En mi mente se repetían sus palabras una y otra vez
"Murieron siete personas, murieron siete personas, murieron siete personas".
— ¡Dios mío! —las palabras de pronto cobraron sentido.
¡No podía creerlo!
A mi mente vino la imagen de Clara. Con la poca fuerza que tenía, estrujé el delicado cuerpo de mi madre.
—¡Mamá! ¡Clara! ¿Dónde está ella? ¿Está bien?
—Sí, ella está bien. No te preocupes. Está en casa, reposando.
Suspiré aliviada y me recosté de nuevo. Cabeceé unos instantes y entonces otro pensamiento funesto me asaltó.
— ¿Y qué hay de Aarón? —me incorporé de golpe casi gritando. Por supuesto, ella no sabía de quién le estaba hablando.

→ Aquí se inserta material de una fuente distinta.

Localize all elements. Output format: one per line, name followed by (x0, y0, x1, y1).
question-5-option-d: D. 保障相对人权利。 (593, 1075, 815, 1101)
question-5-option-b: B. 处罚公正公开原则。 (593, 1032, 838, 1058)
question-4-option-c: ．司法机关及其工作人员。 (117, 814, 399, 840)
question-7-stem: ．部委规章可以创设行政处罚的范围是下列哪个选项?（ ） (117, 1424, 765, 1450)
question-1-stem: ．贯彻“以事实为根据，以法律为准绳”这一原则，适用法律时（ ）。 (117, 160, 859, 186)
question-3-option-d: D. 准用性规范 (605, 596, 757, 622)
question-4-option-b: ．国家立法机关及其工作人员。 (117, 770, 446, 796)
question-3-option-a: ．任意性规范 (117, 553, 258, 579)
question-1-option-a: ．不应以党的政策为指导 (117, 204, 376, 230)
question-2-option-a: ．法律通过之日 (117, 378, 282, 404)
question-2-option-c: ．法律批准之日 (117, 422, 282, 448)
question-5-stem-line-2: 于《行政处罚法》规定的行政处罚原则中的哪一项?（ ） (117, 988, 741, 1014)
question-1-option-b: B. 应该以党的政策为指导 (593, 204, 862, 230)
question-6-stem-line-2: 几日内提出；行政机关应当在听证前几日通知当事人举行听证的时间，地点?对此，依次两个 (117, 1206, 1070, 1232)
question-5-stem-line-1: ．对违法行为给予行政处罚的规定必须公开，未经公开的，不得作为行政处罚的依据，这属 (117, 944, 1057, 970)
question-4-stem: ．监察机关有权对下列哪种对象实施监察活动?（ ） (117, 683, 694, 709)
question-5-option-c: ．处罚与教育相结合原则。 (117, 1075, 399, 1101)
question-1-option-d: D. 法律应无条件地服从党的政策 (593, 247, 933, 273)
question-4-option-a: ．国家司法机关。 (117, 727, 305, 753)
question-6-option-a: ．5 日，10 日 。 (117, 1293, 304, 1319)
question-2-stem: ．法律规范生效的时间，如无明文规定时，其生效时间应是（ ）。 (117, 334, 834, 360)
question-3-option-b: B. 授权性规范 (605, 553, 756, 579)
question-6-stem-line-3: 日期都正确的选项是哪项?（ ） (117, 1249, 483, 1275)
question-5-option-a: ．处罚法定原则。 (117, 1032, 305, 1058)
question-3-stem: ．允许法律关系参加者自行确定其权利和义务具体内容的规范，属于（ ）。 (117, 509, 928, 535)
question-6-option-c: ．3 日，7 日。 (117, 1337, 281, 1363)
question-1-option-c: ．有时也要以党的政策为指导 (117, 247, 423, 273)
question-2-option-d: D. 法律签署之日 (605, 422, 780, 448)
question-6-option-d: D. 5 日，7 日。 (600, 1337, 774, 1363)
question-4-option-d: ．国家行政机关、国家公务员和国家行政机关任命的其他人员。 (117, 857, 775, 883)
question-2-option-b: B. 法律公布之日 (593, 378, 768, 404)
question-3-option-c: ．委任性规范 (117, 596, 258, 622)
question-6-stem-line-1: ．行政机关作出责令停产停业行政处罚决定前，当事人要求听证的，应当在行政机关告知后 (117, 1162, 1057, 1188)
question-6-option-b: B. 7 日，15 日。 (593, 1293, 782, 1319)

Me consoló diciéndome que no sabía quién era él, pero que en cuanto saliéramos del hospital preguntaríamos en la escuela.
Me dieron de alta alrededor de las seis de la tarde. El doctor estaba asombrado, porque a pesar de tener la muñeca izquierda rota, y numerosos moretones repartidos en todo mi cuerpo, consecuencia lógica de haber sido molida por centenares de pies, me sentía bien y estaba viva. Era un milagro.